Gratitude for the Coordinated Ocean Observations and Research Act

Congress passed a new law to help respond to the ongoing threat of ocean acidification

January is the month when I send the most thank-yous and notes of gratitude to wrap up the holidays and my birthday. After the past year, however, it’s a bit harder than usual to reflect with gratitude when so many are struggling. But writing notes to my family and friends reminded me of a bright moment for our ocean that I am truly grateful for professionally and personally.

After years of working on ocean acidification and being a carbon cycle scientist, I am truly thankful that just before the close of the 116th Congress in December 2020, the members of Congress passed a new law to help respond to the ongoing threat of ocean acidification. The Coordinated Ocean Observations and Research Act reauthorized the Integrated Coastal and Ocean Observation System (IOOS) and it also amended the Federal Ocean Acidification Research and Monitoring Act of 2009, the law that oversees the country’s response to ocean acidification. Specifically, the legislation asks for regular reports on coastal community vulnerability to ocean acidification that also identify gaps in monitoring and research. It also creates a mechanism to increase engagement and input on ocean acidification monitoring by stakeholders such as coastal resource managers and aquaculture industry members. It calls for further research by the National Science Foundation on ocean acidification impacts, technology and other ocean stresses, including hypoxia (when the ocean has too little oxygen) and harmful algal blooms.

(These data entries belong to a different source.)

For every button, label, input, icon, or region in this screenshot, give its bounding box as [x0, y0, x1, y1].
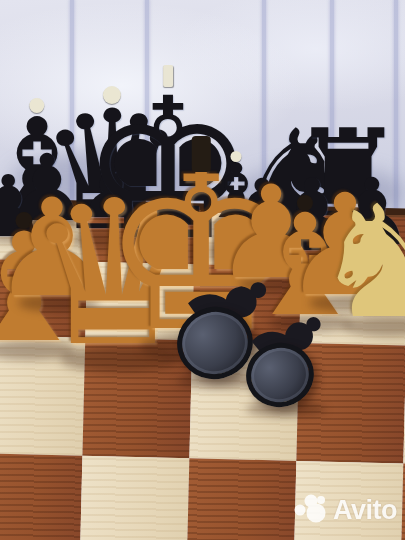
piece-finial-stick-ivory: [163, 65, 173, 88]
avito-watermark-text: Avito: [333, 495, 397, 526]
avito-logo-icon: [294, 494, 330, 526]
piece-finial-knob-dark: [192, 136, 211, 172]
board-square: [79, 456, 189, 540]
chess-set-photo: ♝♟♛♟♚♝♞♜♟♟♟♟♝♟♛♚♟♝♟♞ ♟♟ Avito: [0, 0, 405, 540]
avito-watermark: Avito: [294, 494, 397, 526]
board-square: [0, 453, 82, 540]
board-square: [186, 458, 296, 540]
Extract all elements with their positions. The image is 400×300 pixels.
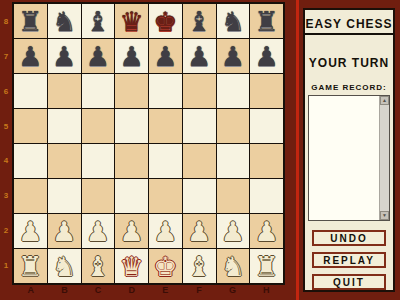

This new law is especially meaningful to us at Ocean Conservancy because it incorporates elements of the Coastal Communities Ocean Acidification Act of 2019, the COAST Research Act of 2019 and the NEAR Act of 2019. Ocean Conservancy advocated for all of these bills (which passed the House of Representatives in June 2019) to support and expand ocean acidification research and to examine the effects of ocean acidification on coastal human communities and other coastal threats—particularly hypoxia and harmful algal blooms. This came as the result of a decade of building awareness and support in Congress to address ocean acidification. It’s wonderful to see this momentum continue and to see ocean acidification increasingly woven in among other ocean issues.

My gratitude also goes to the Biden-Harris administration—already, President Biden has rejoined the Paris Agreement and signed executive orders on climate change that include a lot of big wins for our ocean and focus on environmental justice. These are the right things to do for the planet and everyone who lives on it. Fulfilling the Paris Agreement goals and acting on climate change will go a long way toward curbing ocean acidification outright. The new administration is also returning scientific integrity to our federal agencies and filling them with genuine scientists and issue experts who represent the full diversity found in our country.

Last but not least, my gratitude goes to you all of you—Ocean Conservancy’s fantastic supporters. Without your steadfast support, we could not continue working so hard on behalf of our ocean and ocean-dependent communities, through bad times and good times. I am feeling more optimistic that although we have a lot of work to do to address climate change and heal the ocean, together we are up to the challenge.